Le baril de pétrole Brent se négocie à 88,42 dollars sur les marchés à terme internationaux.
Le prix du baril de pétrole Brent livré en octobre, qui a atteint 88,95 dollars vendredi, a terminé la journée à 88,52 dollars.
Le prix du baril de pétrole Brent a diminué de 0,11 pour cent par rapport à l’heure de clôture d’aujourd’hui à 9h44, pour atteindre 88,42 dollars.
Dans le même temps, le prix du baril de pétrole brut West Texas Intermediate (WTI) pour livraison en septembre a été fixé à 81,07 dollars.
Alors que les prix du pétrole, qui ont augmenté de plus de 5 pour cent la semaine dernière, ont affiché une baisse partielle le premier jour de bourse de la nouvelle semaine, l’absence de progrès concrets vers la fin de la guerre entre les États-Unis, Israël et l’Iran et les risques géopolitiques au Moyen-Orient ont limité la baisse.
Les tensions persistantes entre les États-Unis et l’Iran, les attaques contre des pétroliers dans le détroit d’Ormuz, les déclarations américaines selon lesquelles ils pourraient imposer de nouvelles sanctions économiques à l’Iran et les attaques israéliennes dans le sud du Liban entretiennent les risques pour l’approvisionnement en pétrole.
Selon l’agence de presse iranienne Tasnim, le ministre iranien des Affaires étrangères Abbas Erakchi a déclaré que le Qatar et le Pakistan échangeaient des messages uniquement en tant qu’intermédiaires, mais que cela ne signifiait pas des négociations, et a déclaré qu’ils n’avaient pas encore pris de décision sur la reprise des négociations avec les États-Unis.
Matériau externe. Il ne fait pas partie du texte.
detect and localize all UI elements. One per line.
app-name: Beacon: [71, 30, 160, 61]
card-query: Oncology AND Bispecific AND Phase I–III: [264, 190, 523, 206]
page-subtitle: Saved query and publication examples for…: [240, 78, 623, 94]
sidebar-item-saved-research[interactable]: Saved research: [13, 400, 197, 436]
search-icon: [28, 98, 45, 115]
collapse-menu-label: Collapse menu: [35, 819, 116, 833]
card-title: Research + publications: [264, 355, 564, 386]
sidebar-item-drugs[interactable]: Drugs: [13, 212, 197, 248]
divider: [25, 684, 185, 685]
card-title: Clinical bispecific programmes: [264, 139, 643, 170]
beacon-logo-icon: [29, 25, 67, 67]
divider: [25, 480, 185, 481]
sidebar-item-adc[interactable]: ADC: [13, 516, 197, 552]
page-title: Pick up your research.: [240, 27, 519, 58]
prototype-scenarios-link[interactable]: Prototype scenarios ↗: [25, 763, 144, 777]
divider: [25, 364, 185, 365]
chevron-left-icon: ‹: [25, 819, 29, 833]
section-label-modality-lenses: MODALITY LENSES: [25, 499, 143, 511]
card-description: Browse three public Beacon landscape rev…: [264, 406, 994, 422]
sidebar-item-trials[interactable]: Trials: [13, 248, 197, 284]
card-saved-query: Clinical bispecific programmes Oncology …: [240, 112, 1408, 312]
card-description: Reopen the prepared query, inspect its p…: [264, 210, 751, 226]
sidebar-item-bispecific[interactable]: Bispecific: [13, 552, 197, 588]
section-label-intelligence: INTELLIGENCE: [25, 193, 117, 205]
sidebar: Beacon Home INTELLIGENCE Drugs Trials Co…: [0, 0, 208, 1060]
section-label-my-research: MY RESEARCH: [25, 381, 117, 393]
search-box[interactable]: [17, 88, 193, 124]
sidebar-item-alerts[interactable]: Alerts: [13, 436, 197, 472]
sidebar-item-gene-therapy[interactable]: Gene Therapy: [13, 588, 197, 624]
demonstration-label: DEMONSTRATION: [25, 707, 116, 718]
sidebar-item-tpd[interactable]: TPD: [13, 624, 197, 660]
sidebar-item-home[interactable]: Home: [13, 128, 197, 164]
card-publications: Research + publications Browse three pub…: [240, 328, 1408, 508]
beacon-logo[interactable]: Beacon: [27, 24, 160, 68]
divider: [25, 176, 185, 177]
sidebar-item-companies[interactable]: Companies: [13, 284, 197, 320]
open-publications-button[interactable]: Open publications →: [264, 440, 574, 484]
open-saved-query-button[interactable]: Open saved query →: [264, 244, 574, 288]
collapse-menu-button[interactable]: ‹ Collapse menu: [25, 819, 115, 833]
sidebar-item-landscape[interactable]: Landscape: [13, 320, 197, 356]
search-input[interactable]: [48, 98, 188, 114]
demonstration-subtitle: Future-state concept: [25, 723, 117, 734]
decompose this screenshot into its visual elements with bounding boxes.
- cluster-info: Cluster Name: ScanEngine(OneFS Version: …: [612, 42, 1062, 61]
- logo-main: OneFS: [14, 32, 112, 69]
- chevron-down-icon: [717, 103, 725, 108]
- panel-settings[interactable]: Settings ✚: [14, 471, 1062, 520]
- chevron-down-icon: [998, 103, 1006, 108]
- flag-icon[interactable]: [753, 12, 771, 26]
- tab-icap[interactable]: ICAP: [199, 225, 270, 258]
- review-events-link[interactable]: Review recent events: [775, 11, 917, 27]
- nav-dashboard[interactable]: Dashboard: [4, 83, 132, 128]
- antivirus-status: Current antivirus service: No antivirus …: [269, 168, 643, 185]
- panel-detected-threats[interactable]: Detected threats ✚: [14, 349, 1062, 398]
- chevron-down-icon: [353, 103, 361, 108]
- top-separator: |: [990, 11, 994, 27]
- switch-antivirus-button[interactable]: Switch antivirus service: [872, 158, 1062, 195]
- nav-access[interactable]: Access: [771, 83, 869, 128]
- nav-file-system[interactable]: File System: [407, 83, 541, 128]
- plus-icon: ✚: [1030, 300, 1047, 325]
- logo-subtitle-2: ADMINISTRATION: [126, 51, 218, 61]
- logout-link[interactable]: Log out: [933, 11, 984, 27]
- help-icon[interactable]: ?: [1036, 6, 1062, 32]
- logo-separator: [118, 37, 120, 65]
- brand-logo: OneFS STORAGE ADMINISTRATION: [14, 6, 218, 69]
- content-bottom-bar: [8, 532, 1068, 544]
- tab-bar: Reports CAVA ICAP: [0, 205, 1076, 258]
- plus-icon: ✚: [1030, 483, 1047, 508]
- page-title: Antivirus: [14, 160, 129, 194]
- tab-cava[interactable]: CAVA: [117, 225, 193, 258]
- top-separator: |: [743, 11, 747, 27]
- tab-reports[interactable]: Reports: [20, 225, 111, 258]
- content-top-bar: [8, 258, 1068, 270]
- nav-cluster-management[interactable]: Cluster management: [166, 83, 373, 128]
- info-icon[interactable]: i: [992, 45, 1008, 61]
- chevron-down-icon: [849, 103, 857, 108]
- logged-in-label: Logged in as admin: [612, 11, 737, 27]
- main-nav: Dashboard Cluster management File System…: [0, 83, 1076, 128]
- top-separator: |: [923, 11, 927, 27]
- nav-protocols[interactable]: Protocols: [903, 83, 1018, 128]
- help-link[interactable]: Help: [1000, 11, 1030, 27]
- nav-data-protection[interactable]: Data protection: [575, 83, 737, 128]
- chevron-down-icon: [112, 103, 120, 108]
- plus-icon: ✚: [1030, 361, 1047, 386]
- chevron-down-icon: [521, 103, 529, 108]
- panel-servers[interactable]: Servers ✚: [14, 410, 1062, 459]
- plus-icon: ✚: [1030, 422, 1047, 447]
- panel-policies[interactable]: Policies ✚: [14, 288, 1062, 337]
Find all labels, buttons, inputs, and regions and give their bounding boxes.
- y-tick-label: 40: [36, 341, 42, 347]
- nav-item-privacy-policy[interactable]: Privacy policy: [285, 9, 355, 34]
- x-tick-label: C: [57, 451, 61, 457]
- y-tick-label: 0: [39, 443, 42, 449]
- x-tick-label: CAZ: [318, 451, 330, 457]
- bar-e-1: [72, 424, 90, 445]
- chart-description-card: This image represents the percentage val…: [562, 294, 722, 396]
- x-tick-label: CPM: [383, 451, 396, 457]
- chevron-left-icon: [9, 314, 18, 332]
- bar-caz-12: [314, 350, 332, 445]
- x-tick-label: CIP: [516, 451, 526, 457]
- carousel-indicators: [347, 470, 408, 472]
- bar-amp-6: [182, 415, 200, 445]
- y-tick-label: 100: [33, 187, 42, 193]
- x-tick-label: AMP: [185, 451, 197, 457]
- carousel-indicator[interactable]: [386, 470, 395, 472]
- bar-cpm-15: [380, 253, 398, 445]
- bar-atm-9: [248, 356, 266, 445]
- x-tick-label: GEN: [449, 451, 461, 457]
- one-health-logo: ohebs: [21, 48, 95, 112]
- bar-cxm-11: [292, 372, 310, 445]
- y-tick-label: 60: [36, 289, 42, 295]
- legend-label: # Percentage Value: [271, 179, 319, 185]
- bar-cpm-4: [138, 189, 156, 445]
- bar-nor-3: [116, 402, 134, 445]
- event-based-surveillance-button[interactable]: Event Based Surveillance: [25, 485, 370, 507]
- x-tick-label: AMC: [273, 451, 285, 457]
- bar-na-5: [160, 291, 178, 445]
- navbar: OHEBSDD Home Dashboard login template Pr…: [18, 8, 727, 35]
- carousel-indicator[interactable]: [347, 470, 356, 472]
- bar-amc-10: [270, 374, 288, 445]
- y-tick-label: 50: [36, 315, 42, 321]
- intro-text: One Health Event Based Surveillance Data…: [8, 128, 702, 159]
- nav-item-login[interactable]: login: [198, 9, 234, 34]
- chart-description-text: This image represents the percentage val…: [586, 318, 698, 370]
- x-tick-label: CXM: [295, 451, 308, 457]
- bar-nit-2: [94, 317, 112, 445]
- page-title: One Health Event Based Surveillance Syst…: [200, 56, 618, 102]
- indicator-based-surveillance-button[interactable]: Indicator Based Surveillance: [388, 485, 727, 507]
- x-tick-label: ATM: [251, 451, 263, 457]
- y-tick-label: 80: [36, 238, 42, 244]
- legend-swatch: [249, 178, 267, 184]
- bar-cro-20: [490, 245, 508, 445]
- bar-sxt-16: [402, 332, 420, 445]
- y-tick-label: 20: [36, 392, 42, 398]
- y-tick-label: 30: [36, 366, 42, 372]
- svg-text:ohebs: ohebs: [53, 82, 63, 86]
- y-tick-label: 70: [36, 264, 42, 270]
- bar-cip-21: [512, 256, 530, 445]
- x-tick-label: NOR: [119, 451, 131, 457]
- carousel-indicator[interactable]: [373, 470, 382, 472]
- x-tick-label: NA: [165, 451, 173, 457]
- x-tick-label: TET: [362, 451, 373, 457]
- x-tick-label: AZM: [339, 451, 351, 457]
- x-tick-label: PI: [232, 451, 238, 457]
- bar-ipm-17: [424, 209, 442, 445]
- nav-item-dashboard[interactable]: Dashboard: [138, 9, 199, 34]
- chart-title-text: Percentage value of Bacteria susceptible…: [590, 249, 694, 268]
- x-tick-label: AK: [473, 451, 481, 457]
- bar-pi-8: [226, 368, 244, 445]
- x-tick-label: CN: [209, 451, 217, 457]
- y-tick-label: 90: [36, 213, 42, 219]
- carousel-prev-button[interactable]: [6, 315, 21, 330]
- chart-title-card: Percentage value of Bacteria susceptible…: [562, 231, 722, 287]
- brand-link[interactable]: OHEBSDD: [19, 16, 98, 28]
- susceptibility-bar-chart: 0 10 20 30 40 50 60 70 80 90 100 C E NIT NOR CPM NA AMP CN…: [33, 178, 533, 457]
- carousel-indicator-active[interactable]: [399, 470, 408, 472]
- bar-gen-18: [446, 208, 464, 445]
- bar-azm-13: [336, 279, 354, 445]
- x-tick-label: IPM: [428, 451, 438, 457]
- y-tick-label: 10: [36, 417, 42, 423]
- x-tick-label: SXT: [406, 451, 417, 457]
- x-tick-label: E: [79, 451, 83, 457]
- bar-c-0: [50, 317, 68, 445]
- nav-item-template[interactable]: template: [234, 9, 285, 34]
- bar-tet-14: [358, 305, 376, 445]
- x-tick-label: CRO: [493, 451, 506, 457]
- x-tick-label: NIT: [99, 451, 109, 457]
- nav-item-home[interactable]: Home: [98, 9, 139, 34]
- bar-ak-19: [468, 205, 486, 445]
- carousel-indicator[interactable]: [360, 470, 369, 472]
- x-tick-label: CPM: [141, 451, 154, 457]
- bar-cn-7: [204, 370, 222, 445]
Déclarant que les négociations entre l’Iran et Oman pour déterminer une « route sûre » dans le détroit d’Ormuz se poursuivent, Erakçi a noté que même une fois la route déterminée, l’ouverture du détroit dépend du respect d’autres conditions que les États-Unis doivent respecter.
Le porte-parole du ministère iranien des Affaires étrangères, Ismail Bekayi, a également déclaré que des progrès avaient été réalisés dans les pourparlers sur le détroit d’Ormuz, qui se déroulent entre Téhéran et Mascate depuis environ trois semaines, et que les pourparlers se poursuivaient dans une atmosphère « positive et constructive ».
D’autre part, les Émirats arabes unis (EAU) ont signalé qu’un pétrolier appartenant à la compagnie pétrolière nationale ADNOC avait été pris pour cible alors qu’il traversait le détroit d’Ormuz. Cela a accru les préoccupations en matière de sécurité concernant les expéditions de pétrole via le détroit d’Ormuz.
Les déclarations selon lesquelles les États-Unis pourraient imposer de nouvelles sanctions économiques à l’Iran sont également au centre des préoccupations des marchés.
Le secrétaire américain à la Défense, Pete Hegseth, a déclaré que les États-Unis pourraient poursuivre le blocus naval de l’Iran « indéfiniment », tandis que le secrétaire au Trésor, Scott Bessent, a déclaré que les États-Unis annonceraient bientôt des mesures économiques « sans précédent » contre l’Iran.
Les attaques continues de l’armée israélienne contre le sud du Liban malgré le cessez-le-feu augmentent les craintes d’une propagation des conflits au Moyen-Orient.